Anyone who thinks that one can take this student (who, with all his naivety, actually knows a few things about the history of revolutions ) and most of his colleagues in a radical direction in the usual salon-revolutionary fashion, is himself a kind of ostrich. This movement can't be turned into a political party, or a camp with a clear-cut political and ideological character, without losing most of its participants and all of its public influence.
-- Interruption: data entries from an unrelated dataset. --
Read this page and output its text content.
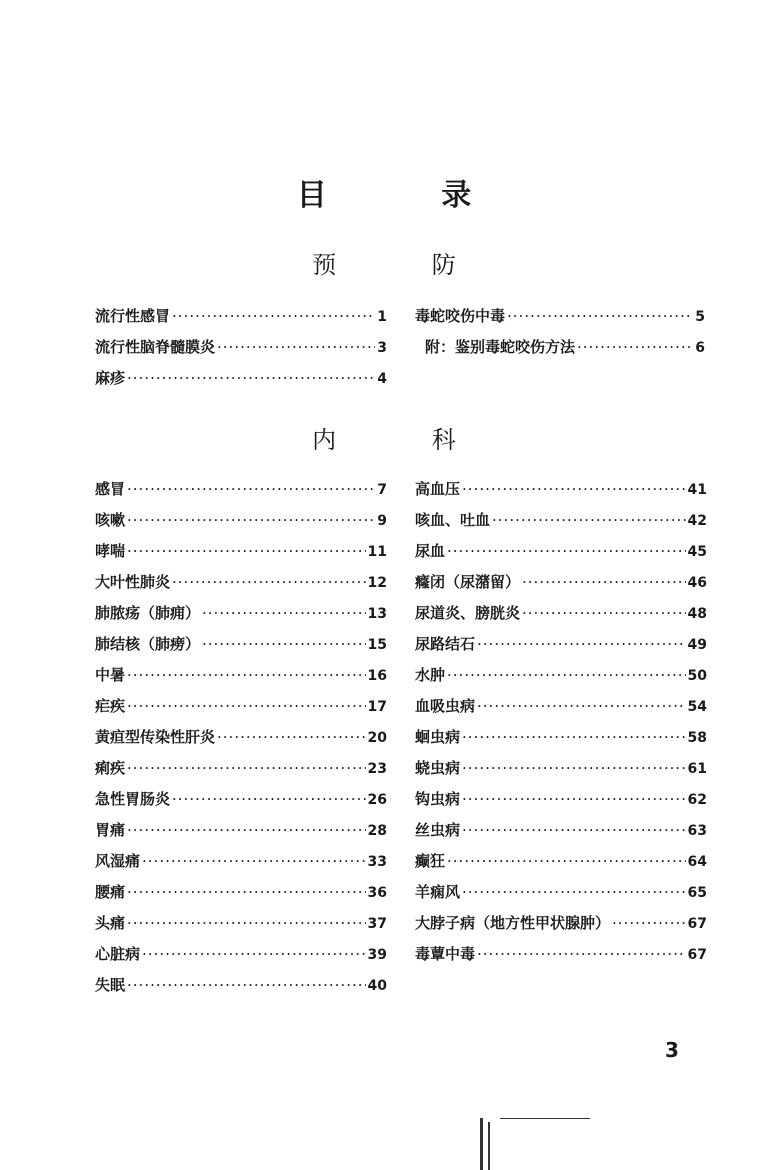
目 录
预 防
流行性感冒 ·····	1
流行性脑脊髓膜炎 ·····	3
麻疹 ·····	4
毒蛇咬伤中毒 ·····	5
附：鉴别毒蛇咬伤方法 ·····	6
内 科
感冒 ·····	7
咳嗽 ·····	9
哮喘 ·····	11
大叶性肺炎 ·····	12
肺脓疡（肺痈） ·····	13
肺结核（肺痨） ·····	15
中暑 ·····	16
疟疾 ·····	17
黄疸型传染性肝炎 ·····	20
痢疾 ·····	23
急性胃肠炎 ·····	26
胃痛 ·····	28
风湿痛 ·····	33
腰痛 ·····	36
头痛 ·····	37
心脏病 ·····	39
失眠 ·····	40
高血压 ·····	41
咳血、吐血 ·····	42
尿血 ·····	45
癃闭（尿潴留） ·····	46
尿道炎、膀胱炎 ·····	48
尿路结石 ·····	49
水肿 ·····	50
血吸虫病 ·····	54
蛔虫病 ·····	58
蛲虫病 ·····	61
钩虫病 ·····	62
丝虫病 ·····	63
癫狂 ·····	64
羊痫风 ·····	65
大脖子病（地方性甲状腺肿） ·····	67
毒蕈中毒 ·····	67
3
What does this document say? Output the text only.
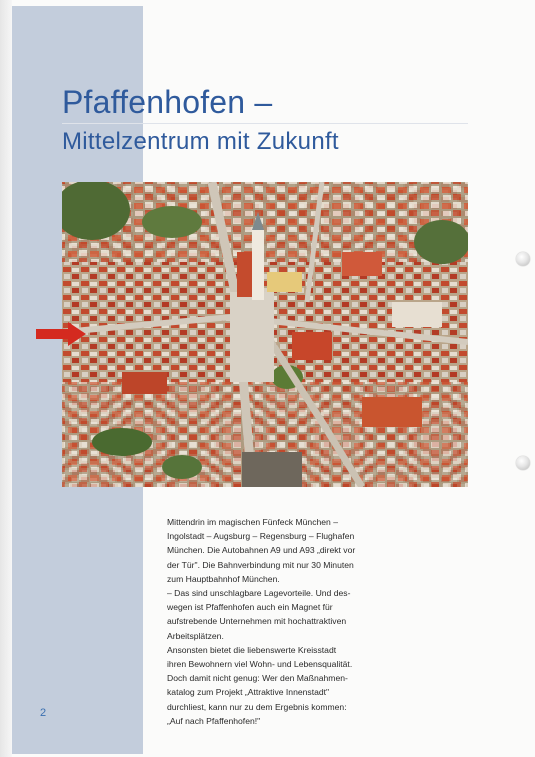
Pfaffenhofen –
Mittelzentrum mit Zukunft
Mittendrin im magischen Fünfeck München –
Ingolstadt – Augsburg – Regensburg – Flughafen
München. Die Autobahnen A9 und A93 „direkt vor
der Tür". Die Bahnverbindung mit nur 30 Minuten
zum Hauptbahnhof München.
– Das sind unschlagbare Lagevorteile. Und des-
wegen ist Pfaffenhofen auch ein Magnet für
aufstrebende Unternehmen mit hochattraktiven
Arbeitsplätzen.
Ansonsten bietet die liebenswerte Kreisstadt
ihren Bewohnern viel Wohn- und Lebensqualität.
Doch damit nicht genug: Wer den Maßnahmen-
katalog zum Projekt „Attraktive Innenstadt"
durchliest, kann nur zu dem Ergebnis kommen:
„Auf nach Pfaffenhofen!"
2
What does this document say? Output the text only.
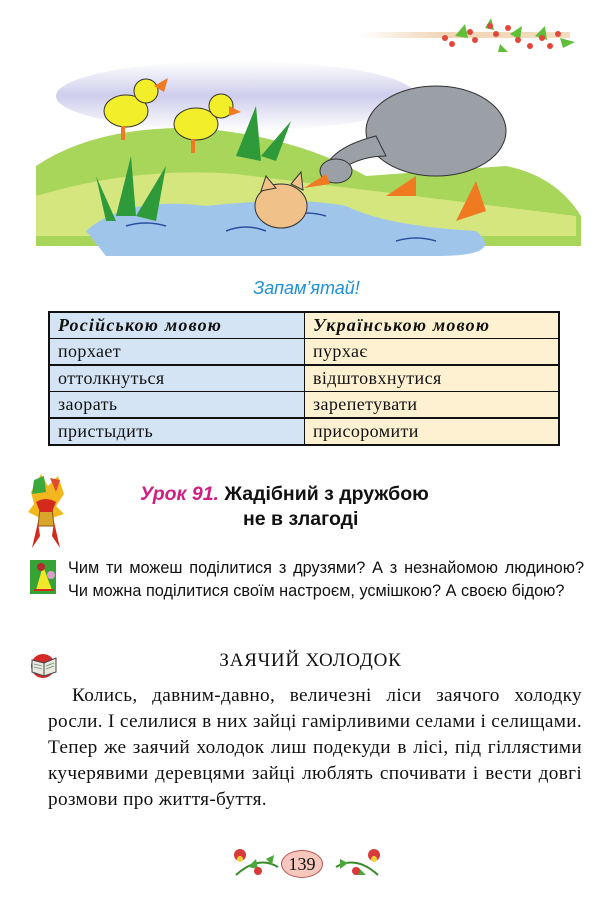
Запам’ятай!
Російською мовою	Українською мовою
порхает	пурхає
оттолкнуться	відштовхнутися
заорать	зарепетувати
пристыдить	присоромити
Урок 91. Жадібний з дружбою
не в злагоді
Чим ти можеш поділитися з друзями? А з незнайомою людиною? Чи можна поділитися своїм настроєм, усмішкою? А своєю бідою?
ЗАЯЧИЙ ХОЛОДОК
Колись, давним-давно, величезні ліси заячого холодку росли. І селилися в них зайці гамірливими селами і селищами. Тепер же заячий холодок лиш подекуди в лісі, під гіллястими кучерявими деревцями зайці люблять спочивати і вести довгі розмови про життя-буття.
139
What will come out of the protest movement? Quite a bit. First, this is a beautiful and impressive display of active and influential civic involvement, after many years in which it seemed that this phenomenon had disappeared from the Israeli - or at least secular Israeli - scene. That in itself is a change for the better. Second, it is clear that this protest will lead to change in the sphere of economic and social policy. Beyond the great ideological arguments, there is no doubt that the pendulum in this respect went too far right. Now a correction will follow.
Will the protest ensure a comprehensive decision in favor of a social-democratic socioeconomic policy? It provides a comfortable backdrop for the growth of a political alternative in this vein. However, the decision itself about a basic change of policy on questions of society and economics can be made only in the polling booth, through those same "political steps" that the student on Rothschild Boulevard is so disdainful of - that is to say, through a political party that will win the confidence of the public.
The Labor Party, under new leadership, is a natural candidate to carry a banner of this kind, but of course there are also other options and combinations of options. The bottom line is that this is a matter for a party or parties. It is clear that the voting public will not vote on the socioeconomic issue alone, but its importance will no doubt increase. And on this issue itself, some hard questions have to be faced: What, in fact, does modern social-democracy mean, and how does one combine a modern social state with a modern economy?
In any case, the decision will take place in the polling booth. That is the way decisions are made in a country where the people do not storm the government buildings but rather decide, in free elections, who will sit in them.